Making Mars Habitable

I vote for magic trees and a ring of superconductors to recreate a magnetosphere. Also you'd need designed microbes/nano bots to remove things inimical to humans like the perchlorate and other stuff.

Easiest? Large dome structures with synthetic atmosphere.
 
Hi,

Perchlorates in Martian soil? Hadn't heard that. But it's actually a good thing and potentially a reason to colonise Mars. That's oxidents for rockets / explosives etc. If there's a high enough concentration you've got half a rocketry fuel resource right there. Great if you want to start mining asteroids in the belt just beyond.

Cheers, Greg.
 
Hi,

Odd question - all my questions are odd I suppose! Was working on a plot for a space opera based on life on Mars and the asteroid belts perhaps in the next hundred years, and wondered, what would it take to make Mars more habitable.

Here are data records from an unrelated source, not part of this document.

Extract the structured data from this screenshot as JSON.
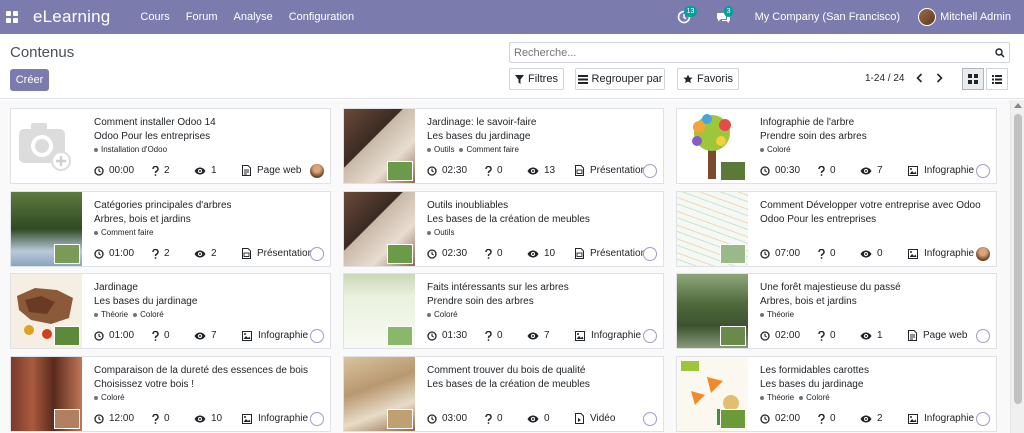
{
  "navbar": {
    "brand": "eLearning",
    "menu": [
      "Cours",
      "Forum",
      "Analyse",
      "Configuration"
    ],
    "activity_count": "13",
    "messages_count": "3",
    "company": "My Company (San Francisco)",
    "user": "Mitchell Admin",
    "color": "#7c7bad"
  },
  "control": {
    "title": "Contenus",
    "create_label": "Créer",
    "search_placeholder": "Recherche...",
    "filters_label": "Filtres",
    "groupby_label": "Regrouper par",
    "favorites_label": "Favoris",
    "pager": "1-24 / 24"
  },
  "cards": [
    {
      "title": "Comment installer Odoo 14",
      "course": "Odoo Pour les entreprises",
      "tags": [
        "Installation d'Odoo"
      ],
      "duration": "00:00",
      "questions": "2",
      "views": "1",
      "type": "Page web",
      "avatar": "photo",
      "thumb": "placeholder"
    },
    {
      "title": "Jardinage: le savoir-faire",
      "course": "Les bases du jardinage",
      "tags": [
        "Outils",
        "Comment faire"
      ],
      "duration": "02:30",
      "questions": "0",
      "views": "13",
      "type": "Présentation",
      "avatar": "empty",
      "thumb": "desk"
    },
    {
      "title": "Infographie de l'arbre",
      "course": "Prendre soin des arbres",
      "tags": [
        "Coloré"
      ],
      "duration": "00:30",
      "questions": "0",
      "views": "7",
      "type": "Infographie",
      "avatar": "empty",
      "thumb": "tree"
    },
    {
      "title": "Catégories principales d'arbres",
      "course": "Arbres, bois et jardins",
      "tags": [
        "Comment faire"
      ],
      "duration": "01:00",
      "questions": "2",
      "views": "2",
      "type": "Présentation",
      "avatar": "empty",
      "thumb": "forest"
    },
    {
      "title": "Outils inoubliables",
      "course": "Les bases de la création de meubles",
      "tags": [
        "Outils"
      ],
      "duration": "02:30",
      "questions": "0",
      "views": "10",
      "type": "Présentation",
      "avatar": "empty",
      "thumb": "desk"
    },
    {
      "title": "Comment Développer votre entreprise avec Odoo",
      "course": "Odoo Pour les entreprises",
      "tags": [],
      "duration": "07:00",
      "questions": "0",
      "views": "0",
      "type": "Infographie",
      "avatar": "photo",
      "thumb": "mindmap"
    },
    {
      "title": "Jardinage",
      "course": "Les bases du jardinage",
      "tags": [
        "Théorie",
        "Coloré"
      ],
      "duration": "01:00",
      "questions": "0",
      "views": "7",
      "type": "Infographie",
      "avatar": "empty",
      "thumb": "map"
    },
    {
      "title": "Faits intéressants sur les arbres",
      "course": "Prendre soin des arbres",
      "tags": [
        "Coloré"
      ],
      "duration": "01:30",
      "questions": "0",
      "views": "7",
      "type": "Infographie",
      "avatar": "empty",
      "thumb": "facts"
    },
    {
      "title": "Une forêt majestieuse du passé",
      "course": "Arbres, bois et jardins",
      "tags": [
        "Théorie"
      ],
      "duration": "02:00",
      "questions": "0",
      "views": "1",
      "type": "Page web",
      "avatar": "empty",
      "thumb": "woods"
    },
    {
      "title": "Comparaison de la dureté des essences de bois",
      "course": "Choisissez votre bois !",
      "tags": [
        "Coloré"
      ],
      "duration": "12:00",
      "questions": "0",
      "views": "10",
      "type": "Infographie",
      "avatar": "empty",
      "thumb": "wood"
    },
    {
      "title": "Comment trouver du bois de qualité",
      "course": "Les bases de la création de meubles",
      "tags": [],
      "duration": "03:00",
      "questions": "0",
      "views": "0",
      "type": "Vidéo",
      "avatar": "empty",
      "thumb": "plank"
    },
    {
      "title": "Les formidables carottes",
      "course": "Les bases du jardinage",
      "tags": [
        "Théorie",
        "Coloré"
      ],
      "duration": "02:00",
      "questions": "0",
      "views": "2",
      "type": "Infographie",
      "avatar": "empty",
      "thumb": "carrots"
    }
  ]
}
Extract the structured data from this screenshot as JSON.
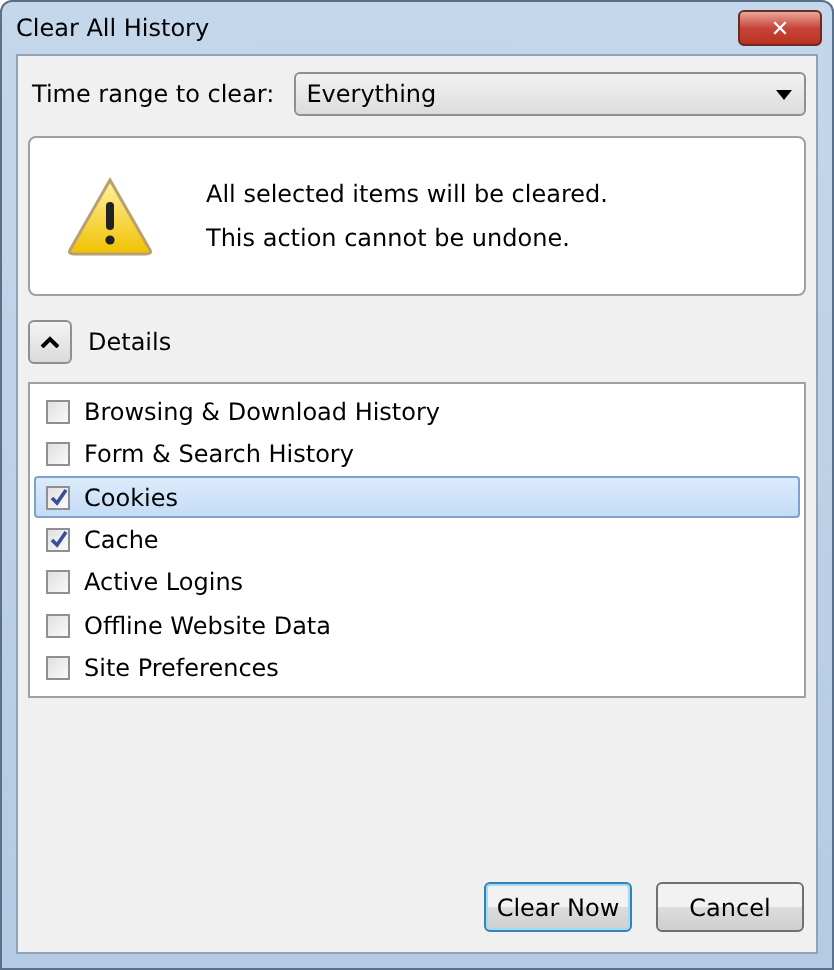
{
  "window": {
    "title": "Clear All History",
    "close": "✕"
  },
  "time_range": {
    "label": "Time range to clear:",
    "value": "Everything"
  },
  "warning": {
    "lines": [
      "All selected items will be cleared.",
      "This action cannot be undone."
    ]
  },
  "details": {
    "label": "Details",
    "expanded": true
  },
  "items": [
    {
      "label": "Browsing & Download History",
      "checked": false,
      "selected": false
    },
    {
      "label": "Form & Search History",
      "checked": false,
      "selected": false
    },
    {
      "label": "Cookies",
      "checked": true,
      "selected": true
    },
    {
      "label": "Cache",
      "checked": true,
      "selected": false
    },
    {
      "label": "Active Logins",
      "checked": false,
      "selected": false
    },
    {
      "label": "Offline Website Data",
      "checked": false,
      "selected": false
    },
    {
      "label": "Site Preferences",
      "checked": false,
      "selected": false
    }
  ],
  "buttons": [
    {
      "label": "Clear Now",
      "default": true
    },
    {
      "label": "Cancel",
      "default": false
    }
  ]
}
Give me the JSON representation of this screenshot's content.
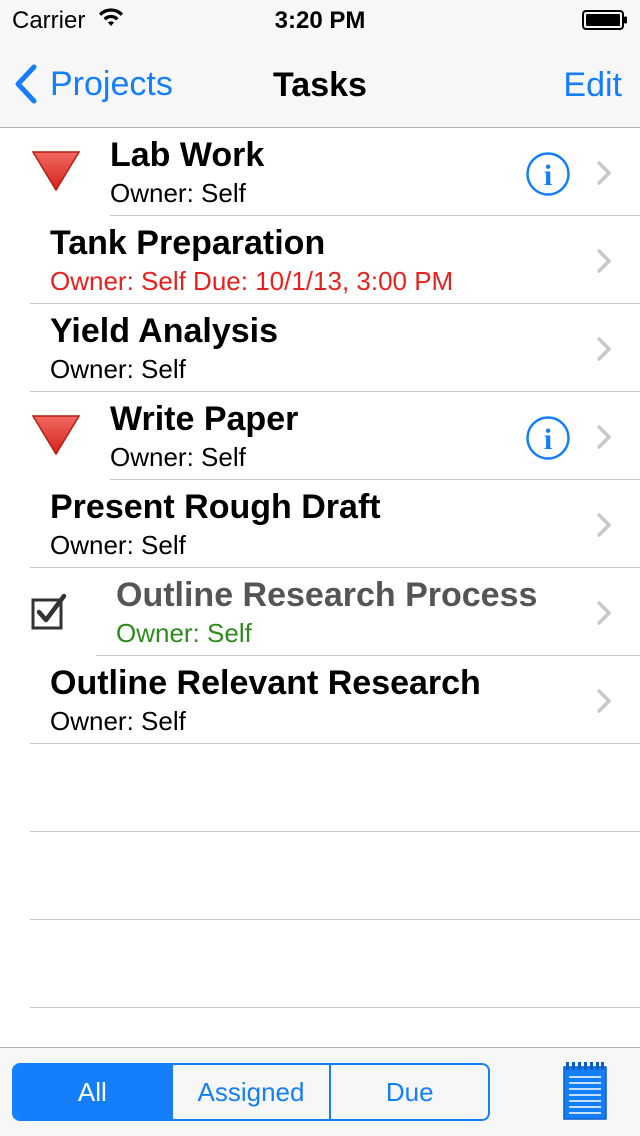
{
  "status_bar": {
    "carrier": "Carrier",
    "time": "3:20 PM"
  },
  "nav": {
    "back_label": "Projects",
    "title": "Tasks",
    "edit_label": "Edit"
  },
  "tasks": [
    {
      "title": "Lab Work",
      "subtitle": "Owner: Self",
      "kind": "parent",
      "subtitle_color": "#000000"
    },
    {
      "title": "Tank Preparation",
      "subtitle": "Owner: Self Due: 10/1/13, 3:00 PM",
      "kind": "child",
      "subtitle_color": "#e8211e"
    },
    {
      "title": "Yield Analysis",
      "subtitle": "Owner: Self",
      "kind": "child",
      "subtitle_color": "#000000"
    },
    {
      "title": "Write Paper",
      "subtitle": "Owner: Self",
      "kind": "parent",
      "subtitle_color": "#000000"
    },
    {
      "title": "Present Rough Draft",
      "subtitle": "Owner: Self",
      "kind": "child",
      "subtitle_color": "#000000"
    },
    {
      "title": "Outline Research Process",
      "subtitle": "Owner: Self",
      "kind": "completed",
      "subtitle_color": "#2e8b1e"
    },
    {
      "title": "Outline Relevant Research",
      "subtitle": "Owner: Self",
      "kind": "child",
      "subtitle_color": "#000000"
    }
  ],
  "toolbar": {
    "segments": [
      "All",
      "Assigned",
      "Due"
    ],
    "selected": "All"
  },
  "colors": {
    "accent": "#157efb",
    "overdue": "#e8211e",
    "completed": "#2e8b1e",
    "triangle": "#e0322b"
  }
}
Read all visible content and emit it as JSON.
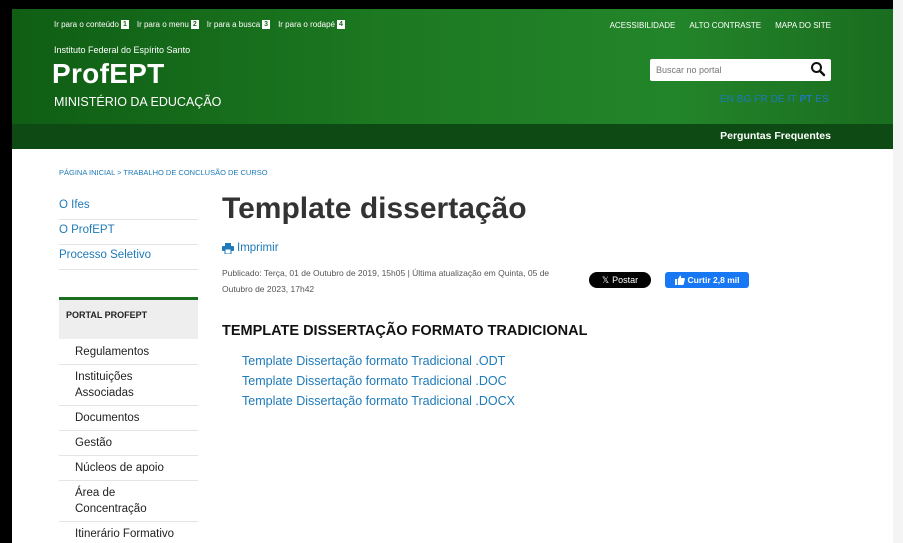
{
  "accessibility_links": [
    {
      "label": "Ir para o conteúdo",
      "key": "1"
    },
    {
      "label": "Ir para o menu",
      "key": "2"
    },
    {
      "label": "Ir para a busca",
      "key": "3"
    },
    {
      "label": "Ir para o rodapé",
      "key": "4"
    }
  ],
  "top_links": [
    "ACESSIBILIDADE",
    "ALTO CONTRASTE",
    "MAPA DO SITE"
  ],
  "header": {
    "institution": "Instituto Federal do Espírito Santo",
    "logo": "ProfEPT",
    "ministry": "MINISTÉRIO DA EDUCAÇÃO"
  },
  "search": {
    "placeholder": "Buscar no portal",
    "icon": "search-icon"
  },
  "languages": [
    "EN",
    "BG",
    "FR",
    "DE",
    "IT",
    "PT",
    "ES"
  ],
  "active_language": "PT",
  "navbar": {
    "faq": "Perguntas Frequentes"
  },
  "breadcrumb": "PÁGINA INICIAL > TRABALHO DE CONCLUSÃO DE CURSO",
  "sidebar": {
    "links": [
      "O Ifes",
      "O ProfEPT",
      "Processo Seletivo"
    ],
    "portal_title": "PORTAL PROFEPT",
    "menu": [
      "Regulamentos",
      "Instituições Associadas",
      "Documentos",
      "Gestão",
      "Núcleos de apoio",
      "Área de Concentração",
      "Itinerário Formativo"
    ]
  },
  "content": {
    "title": "Template dissertação",
    "print": "Imprimir",
    "published": "Publicado: Terça, 01 de Outubro de 2019, 15h05 | Última atualização em Quinta, 05 de Outubro de 2023, 17h42",
    "x_button": "Postar",
    "fb_button": "Curtir 2,8 mil",
    "section_title": "TEMPLATE DISSERTAÇÃO FORMATO TRADICIONAL",
    "docs": [
      "Template Dissertação formato Tradicional .ODT",
      "Template Dissertação formato Tradicional .DOC",
      "Template Dissertação formato Tradicional .DOCX"
    ]
  },
  "colors": {
    "header_green": "#1d7a22",
    "nav_dark": "#0e4a13",
    "link_blue": "#1e7ab8"
  }
}
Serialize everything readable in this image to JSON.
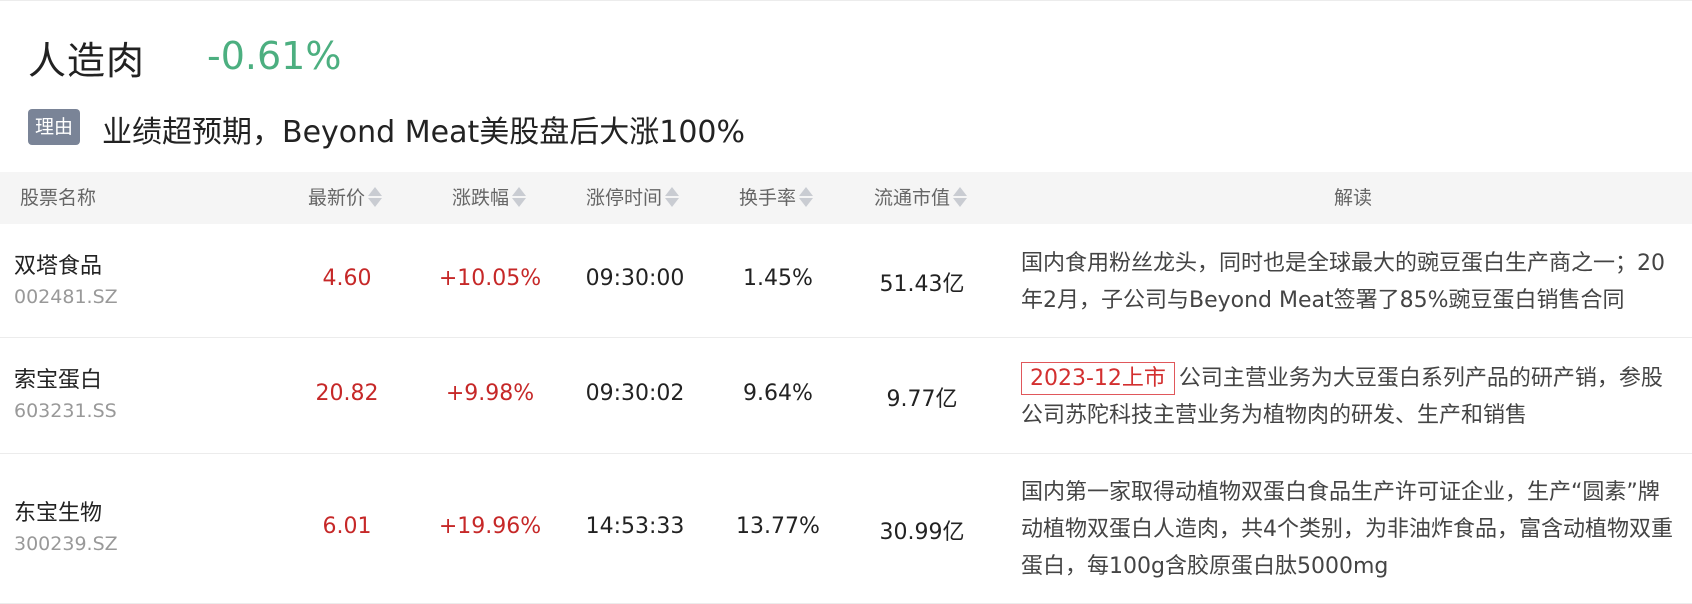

I had a theory which I'm sticking to, that the first thing it needs is more gravity so it can retain an atmosphere. And at present the only way we know how to do that would be to increase its mass. So my thought was to use the spent asteroids, after they've been mined for metals etc. Simply I suppose blow them up in low Mars orbit and let the dust settle - literally. So my question is, would this be at all feasible? How many and how big would the asteroids have to be? And how high could you get the gravity? Fifty percent Earth's? How much would you need it to be to hold a proper breathable atmosphere? (Also it occurred to me that some of those asteroids might contain water (ice) and frozen oxygen, so dropping them off might help with that side of things too.) Seizmic effects might be an issue I suppose too.

Any thoughts?

Cheers, Greg.

I think lateral solutions are more likely, like blood oxygenation, or even contained cities of some sort.